> Beijo

Amar um murmúrio do vento e uma última brisa nos lábios. O primeiro brilho nos olhos e o apagar da luz. A última recaída do corpo e o levantar do chão. Amarrar o desejo no vaivém de uma turbulenta insatisfação. Apertá-lo contra o peito! Enfraquecê-lo... Até que dele não reste nada mais do que o conforto de uma mão, abandonada, repousando no ventre. Amar em frente, sem condição ou horizonte. Apenas ao sabor da corrente desse último sopro.... desse último beijo.

> Reflexo

   Encontro uma ruga e dois ou três cabelos brancos. O espelho com trinta e cinco anos de idade provoca alucinações como esta, apago a luz para esquecê-la.
   Saio de casa. Desço as escadas do prédio: três pisos a correr em direcção à luz. No passeio da calçada tropeço numa bola que passa por mim e no puto que corre atrás dela. Recordo-me do passado: eu, de calções rotos, de pingo no nariz, a fintar poças de água. O miúdo olha para mim: "Bom dia senhor, desculpe!", a sua voz tocou-me nos cabelos, os brancos, acariciou-me as rugas e levou-me de volta ao espelho.
   Volto para casa a correr, vou até ao quarto e, num álbum de fotos antigas perdido no fundo do armário, procuro uma foto, uma em particular: eu de calções com uma bola debaixo do braço.
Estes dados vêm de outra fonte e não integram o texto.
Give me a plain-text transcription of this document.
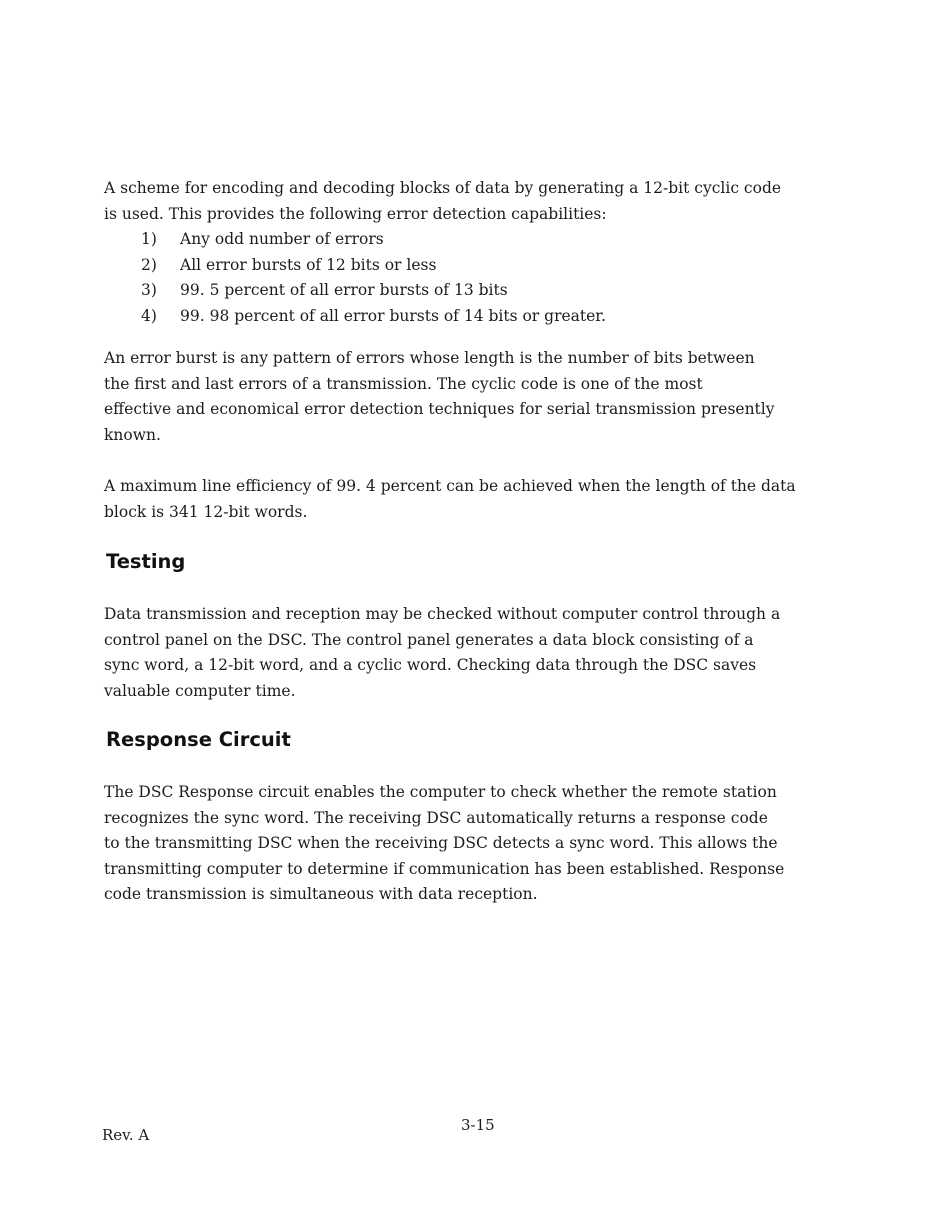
A scheme for encoding and decoding blocks of data by generating a 12-bit cyclic code
is used. This provides the following error detection capabilities:

1) Any odd number of errors
2) All error bursts of 12 bits or less
3) 99. 5 percent of all error bursts of 13 bits
4) 99. 98 percent of all error bursts of 14 bits or greater.

An error burst is any pattern of errors whose length is the number of bits between
the first and last errors of a transmission. The cyclic code is one of the most
effective and economical error detection techniques for serial transmission presently
known.

A maximum line efficiency of 99. 4 percent can be achieved when the length of the data
block is 341 12-bit words.

Testing

Data transmission and reception may be checked without computer control through a
control panel on the DSC. The control panel generates a data block consisting of a
sync word, a 12-bit word, and a cyclic word. Checking data through the DSC saves
valuable computer time.

Response Circuit

The DSC Response circuit enables the computer to check whether the remote station
recognizes the sync word. The receiving DSC automatically returns a response code
to the transmitting DSC when the receiving DSC detects a sync word. This allows the
transmitting computer to determine if communication has been established. Response
code transmission is simultaneous with data reception.

3-15
Rev. A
Pego na foto, vou até à casa-de-banho e colo essa imagem no espelho. Olho uma última vez para o meu reflexo e nele vejo um puto com um ar reguila, de pingo no nariz: "bom dia senhor...".

> A "caixa"

   Ainda rapazito novo, o Serafim abandonou a sua ilha. Um lugar misterioso e sagrado que construiu para resguardar as imagens da sua infância, para abrigar a sua inocência. Partiu de braços cruzados. Entregou essa terra ao abandono e regressou à pátria dos sonhos adultos.
   Deste lado de cá, onde decidiu ficar, o Serafim comprou, entre muitas outras coisas úteis, uma televisão. Através dela, assistia diariamente a fantasias mirabolantes, ora repletas de felicidade, ora fartas de miséria. O homem não percebe nada de tecnologia: no final do dia desliga o aparelho e vai dormir descansado, a vida que conhece não cabe nessa caixa, é impossível. Ganhou o hábito de premir um botão e, no “gosto, não gosto” da sua determinação, decidir o rumo da vida, a cá de dentro e a lá de fora, com esse simples gesto.
Vivia em paz com a sua doutrina caseira, com as suas escolhas, as suas prioridades. Um dia, um amigo chamou-lhe a atenção: “Já viste isto?!”, o Serafim abriu os olhos, como nunca o fizera, e desligou o televisor. Saiu porta fora, um arrepio fê-lo verter uma lágrima… duas… três… muitas... Compreendeu que a consistência da sua ilha era assombrosamente ilusória, que a ingenuidade das suas utopias morreram nesse preciso momento.
   Hoje sabe que são grandes demais, tanto o amor como o ódio, para caberem dentro dessa “caixinha”. Sempre que abre a janela, lembra-se que essas imagens que viu hão-de pertencer a alguma pessoa, algures por aí. Olha para o horizonte e imagina que, coladas à desgraça de alguém, elas lá estão, mas que o amor existe também nelas, nessas imagens verdadeiras.
   O homem nunca percebeu nada de tecnologia por isso, hoje em dia, não liga a televisão, sai para a rua… Bom dia Serafim!

> Na outra ponta

   Vivo os dias, os que ainda me restam, a fugir desses lugares desencantados povoados de bonecos de cera, uns engravatados, outros de salto alto. A defender-me dessas feras de garras mansas, carcomidas de tanto chafurdar na bajulice e na vaidade. Desvio o olhar dos brilhos que ostentam nas lantejoulas, nos botões de punho. Faço fogueiras, chamas carrascas dos seus manuais de boas maneiras. Estendo-lhes a mão e, em troca de meia dúzia de tostões, vendo-lhes um alívio efémero. 
   Feita a troca faço-me à estrada e, sem que ninguém perceba, regresso à transparência e torno-me invisível aos olhos dessa gente "resplandecente". Corpos de cera que não passam de sombras, que a caminho de casa passam pelo solário, enquanto eu caminho para o sol. Que rodam a chave para entrar em casa, enquanto eu não tenho chave, nem a minha porta tem número, nem a minha casa tem porta. E enquanto abrem a torneira para lavar a imundíce da sua indiferença, eu olho para cima... o meu chuveiro é o céu, sou livre, não sou um boneco de cera!